İnsan hakları teorisi, insanın Allah ile yaptığı ‘misak'ı gözardı ederek onun ödev ve yükümlülükler sahibi biri olarak yaratılmasını dışarıda bırakmaktadır. İnsan hakları teorisinin “Diline, dinine, ırkına cinsiyetine, milliyetine, sosyal statüsüne ve rengine bakılmaksızın insana insan olduğu için tanınan hakların genel adı” şeklinde tanımlamasıyla ‘insan' kavramının içi boş bırakılmaktadır. Batı'nın neye ‘insan' dediği belirsiz kalmıştır.

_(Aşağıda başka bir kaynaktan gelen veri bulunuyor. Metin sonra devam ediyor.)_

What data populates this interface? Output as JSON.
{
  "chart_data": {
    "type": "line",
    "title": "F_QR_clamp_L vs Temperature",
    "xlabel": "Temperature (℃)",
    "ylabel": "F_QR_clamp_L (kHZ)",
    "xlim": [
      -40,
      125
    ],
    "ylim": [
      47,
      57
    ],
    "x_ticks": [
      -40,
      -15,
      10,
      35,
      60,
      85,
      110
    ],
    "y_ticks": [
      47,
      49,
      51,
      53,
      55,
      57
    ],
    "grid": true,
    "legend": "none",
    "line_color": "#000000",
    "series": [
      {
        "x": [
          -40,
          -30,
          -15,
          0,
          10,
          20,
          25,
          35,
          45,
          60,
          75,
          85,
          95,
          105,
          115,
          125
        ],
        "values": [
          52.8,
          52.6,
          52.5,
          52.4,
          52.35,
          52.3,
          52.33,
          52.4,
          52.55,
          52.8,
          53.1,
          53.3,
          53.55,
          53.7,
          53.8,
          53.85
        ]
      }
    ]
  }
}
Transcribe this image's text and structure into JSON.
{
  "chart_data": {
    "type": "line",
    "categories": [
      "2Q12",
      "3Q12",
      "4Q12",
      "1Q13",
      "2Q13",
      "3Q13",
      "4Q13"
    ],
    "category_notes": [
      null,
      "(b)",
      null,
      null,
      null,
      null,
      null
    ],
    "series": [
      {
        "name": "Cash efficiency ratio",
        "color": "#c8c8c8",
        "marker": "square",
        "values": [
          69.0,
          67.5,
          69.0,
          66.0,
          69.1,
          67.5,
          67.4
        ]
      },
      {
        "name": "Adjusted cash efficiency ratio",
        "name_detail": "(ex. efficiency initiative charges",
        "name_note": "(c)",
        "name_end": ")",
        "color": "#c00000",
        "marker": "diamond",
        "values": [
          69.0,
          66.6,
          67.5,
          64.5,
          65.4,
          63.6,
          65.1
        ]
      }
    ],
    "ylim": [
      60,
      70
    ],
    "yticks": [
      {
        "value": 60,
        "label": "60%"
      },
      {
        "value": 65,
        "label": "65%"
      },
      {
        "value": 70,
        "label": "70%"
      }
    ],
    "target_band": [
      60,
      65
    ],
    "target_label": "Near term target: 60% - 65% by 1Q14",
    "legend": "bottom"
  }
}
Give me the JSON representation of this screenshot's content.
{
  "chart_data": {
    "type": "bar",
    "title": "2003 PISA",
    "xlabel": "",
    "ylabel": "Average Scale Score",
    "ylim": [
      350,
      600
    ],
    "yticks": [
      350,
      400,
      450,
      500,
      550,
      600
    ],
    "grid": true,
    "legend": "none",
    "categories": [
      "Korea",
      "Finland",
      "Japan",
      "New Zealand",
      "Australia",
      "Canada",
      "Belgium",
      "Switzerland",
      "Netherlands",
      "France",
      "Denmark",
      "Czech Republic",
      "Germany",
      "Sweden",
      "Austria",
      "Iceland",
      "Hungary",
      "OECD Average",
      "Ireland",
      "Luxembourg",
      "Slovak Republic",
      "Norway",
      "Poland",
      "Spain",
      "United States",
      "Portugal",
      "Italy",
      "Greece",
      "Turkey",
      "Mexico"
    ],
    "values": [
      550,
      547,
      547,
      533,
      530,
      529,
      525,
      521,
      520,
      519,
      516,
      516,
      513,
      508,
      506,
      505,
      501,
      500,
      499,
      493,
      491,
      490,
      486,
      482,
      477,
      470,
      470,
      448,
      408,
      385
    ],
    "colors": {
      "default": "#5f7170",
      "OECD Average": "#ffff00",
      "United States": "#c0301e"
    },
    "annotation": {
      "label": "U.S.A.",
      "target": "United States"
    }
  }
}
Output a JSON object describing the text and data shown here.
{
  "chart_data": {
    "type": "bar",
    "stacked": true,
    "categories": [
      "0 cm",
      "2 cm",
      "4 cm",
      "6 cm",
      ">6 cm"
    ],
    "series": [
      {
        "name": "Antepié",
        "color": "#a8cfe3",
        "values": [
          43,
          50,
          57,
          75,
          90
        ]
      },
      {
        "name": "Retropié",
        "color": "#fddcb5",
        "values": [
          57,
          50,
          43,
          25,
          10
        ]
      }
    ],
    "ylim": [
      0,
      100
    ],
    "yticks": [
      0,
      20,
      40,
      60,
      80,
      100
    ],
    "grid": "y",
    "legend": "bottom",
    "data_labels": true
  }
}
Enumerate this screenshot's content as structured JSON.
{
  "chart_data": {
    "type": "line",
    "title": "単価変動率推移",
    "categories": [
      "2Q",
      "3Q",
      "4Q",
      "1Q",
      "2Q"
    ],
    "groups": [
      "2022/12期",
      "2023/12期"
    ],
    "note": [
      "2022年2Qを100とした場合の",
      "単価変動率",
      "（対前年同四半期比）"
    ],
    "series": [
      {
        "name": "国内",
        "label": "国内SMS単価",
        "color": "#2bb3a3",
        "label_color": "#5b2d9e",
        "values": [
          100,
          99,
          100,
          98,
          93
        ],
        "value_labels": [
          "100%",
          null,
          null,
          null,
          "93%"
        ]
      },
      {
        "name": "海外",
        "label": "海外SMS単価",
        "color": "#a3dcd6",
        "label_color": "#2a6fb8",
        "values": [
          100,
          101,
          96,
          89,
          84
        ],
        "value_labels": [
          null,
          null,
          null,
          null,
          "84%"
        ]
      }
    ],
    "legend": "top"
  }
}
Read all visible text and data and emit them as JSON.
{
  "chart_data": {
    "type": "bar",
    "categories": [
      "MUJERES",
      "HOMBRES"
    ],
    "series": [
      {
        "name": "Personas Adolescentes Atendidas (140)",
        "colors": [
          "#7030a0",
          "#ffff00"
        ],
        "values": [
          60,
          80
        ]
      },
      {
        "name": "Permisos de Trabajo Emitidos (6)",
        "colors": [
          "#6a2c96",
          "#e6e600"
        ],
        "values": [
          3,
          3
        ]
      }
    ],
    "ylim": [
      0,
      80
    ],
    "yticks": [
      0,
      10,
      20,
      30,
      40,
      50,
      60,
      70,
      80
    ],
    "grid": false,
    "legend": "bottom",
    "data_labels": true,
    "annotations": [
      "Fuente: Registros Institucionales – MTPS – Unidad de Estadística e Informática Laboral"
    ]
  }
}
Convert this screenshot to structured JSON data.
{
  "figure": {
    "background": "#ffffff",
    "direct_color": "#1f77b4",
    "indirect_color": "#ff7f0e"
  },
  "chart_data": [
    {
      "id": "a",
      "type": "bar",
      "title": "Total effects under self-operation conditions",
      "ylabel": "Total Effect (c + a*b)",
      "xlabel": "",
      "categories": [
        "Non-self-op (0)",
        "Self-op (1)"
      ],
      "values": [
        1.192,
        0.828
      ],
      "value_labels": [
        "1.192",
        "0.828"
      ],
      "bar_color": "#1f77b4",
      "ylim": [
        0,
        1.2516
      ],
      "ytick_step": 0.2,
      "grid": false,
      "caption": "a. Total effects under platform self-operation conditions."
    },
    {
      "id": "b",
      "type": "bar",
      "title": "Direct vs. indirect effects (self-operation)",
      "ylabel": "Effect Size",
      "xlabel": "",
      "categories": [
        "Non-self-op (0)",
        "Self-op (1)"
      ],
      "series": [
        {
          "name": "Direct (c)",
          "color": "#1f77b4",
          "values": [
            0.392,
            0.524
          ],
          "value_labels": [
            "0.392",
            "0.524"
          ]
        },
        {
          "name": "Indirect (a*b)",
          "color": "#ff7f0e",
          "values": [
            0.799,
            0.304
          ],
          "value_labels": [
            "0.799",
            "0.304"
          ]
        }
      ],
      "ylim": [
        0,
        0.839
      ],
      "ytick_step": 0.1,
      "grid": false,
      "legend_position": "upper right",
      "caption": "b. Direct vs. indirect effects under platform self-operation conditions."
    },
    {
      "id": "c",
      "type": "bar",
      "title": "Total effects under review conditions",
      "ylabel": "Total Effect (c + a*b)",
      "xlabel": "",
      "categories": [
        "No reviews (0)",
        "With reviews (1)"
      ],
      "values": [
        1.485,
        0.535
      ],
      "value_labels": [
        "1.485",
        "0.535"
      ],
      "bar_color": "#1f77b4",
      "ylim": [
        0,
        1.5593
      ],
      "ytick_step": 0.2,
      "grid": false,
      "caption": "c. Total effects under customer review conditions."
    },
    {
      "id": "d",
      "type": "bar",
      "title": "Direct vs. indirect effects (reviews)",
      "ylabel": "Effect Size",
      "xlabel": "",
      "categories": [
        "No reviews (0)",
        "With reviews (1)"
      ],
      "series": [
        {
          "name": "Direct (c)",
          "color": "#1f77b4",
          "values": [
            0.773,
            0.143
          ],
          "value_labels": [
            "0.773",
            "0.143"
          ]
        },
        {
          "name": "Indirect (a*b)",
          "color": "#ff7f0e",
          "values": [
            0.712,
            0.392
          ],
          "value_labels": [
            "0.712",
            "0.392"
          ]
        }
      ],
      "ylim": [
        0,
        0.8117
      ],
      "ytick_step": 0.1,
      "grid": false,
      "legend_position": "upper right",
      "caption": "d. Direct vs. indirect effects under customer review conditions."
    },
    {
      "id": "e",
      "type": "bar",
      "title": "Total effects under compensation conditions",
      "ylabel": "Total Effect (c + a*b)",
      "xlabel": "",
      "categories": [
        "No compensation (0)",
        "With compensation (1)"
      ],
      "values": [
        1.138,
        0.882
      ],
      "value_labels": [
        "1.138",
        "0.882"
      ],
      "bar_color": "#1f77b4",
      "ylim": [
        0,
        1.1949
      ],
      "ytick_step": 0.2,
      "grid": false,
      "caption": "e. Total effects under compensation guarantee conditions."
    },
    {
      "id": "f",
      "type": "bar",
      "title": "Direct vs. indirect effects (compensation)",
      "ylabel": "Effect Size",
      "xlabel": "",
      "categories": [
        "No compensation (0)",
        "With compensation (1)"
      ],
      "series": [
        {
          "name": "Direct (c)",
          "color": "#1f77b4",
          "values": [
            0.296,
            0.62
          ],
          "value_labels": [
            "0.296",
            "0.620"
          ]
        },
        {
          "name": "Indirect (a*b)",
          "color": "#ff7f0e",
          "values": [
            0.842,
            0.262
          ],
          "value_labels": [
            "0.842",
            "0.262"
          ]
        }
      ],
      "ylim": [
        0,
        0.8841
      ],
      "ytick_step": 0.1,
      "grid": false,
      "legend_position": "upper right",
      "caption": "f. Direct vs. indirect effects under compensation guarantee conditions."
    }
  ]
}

Etik meselesi, hak kavramının alanından dışarı çıkarıldığında birilerinin hak talepleri, diğerlerinin hak gördüklerine el koymak durumundadır. Refah devletinde hakların rekabet içinde yeni kaleler haline getirilen bireylere ve kategorilere dağıtılması, hakkın öznesinin sahip olduğu bireysel egonun aşırı şişmesiyle sonuçlanır. Böylelikle günahkârlığı yargılayacak makam olarak Allah'a karşı yükümlülükler silinmektedir (Muhammed Arkaun). İnsan başıboş bırakılacağını mı sanır? (75: 36).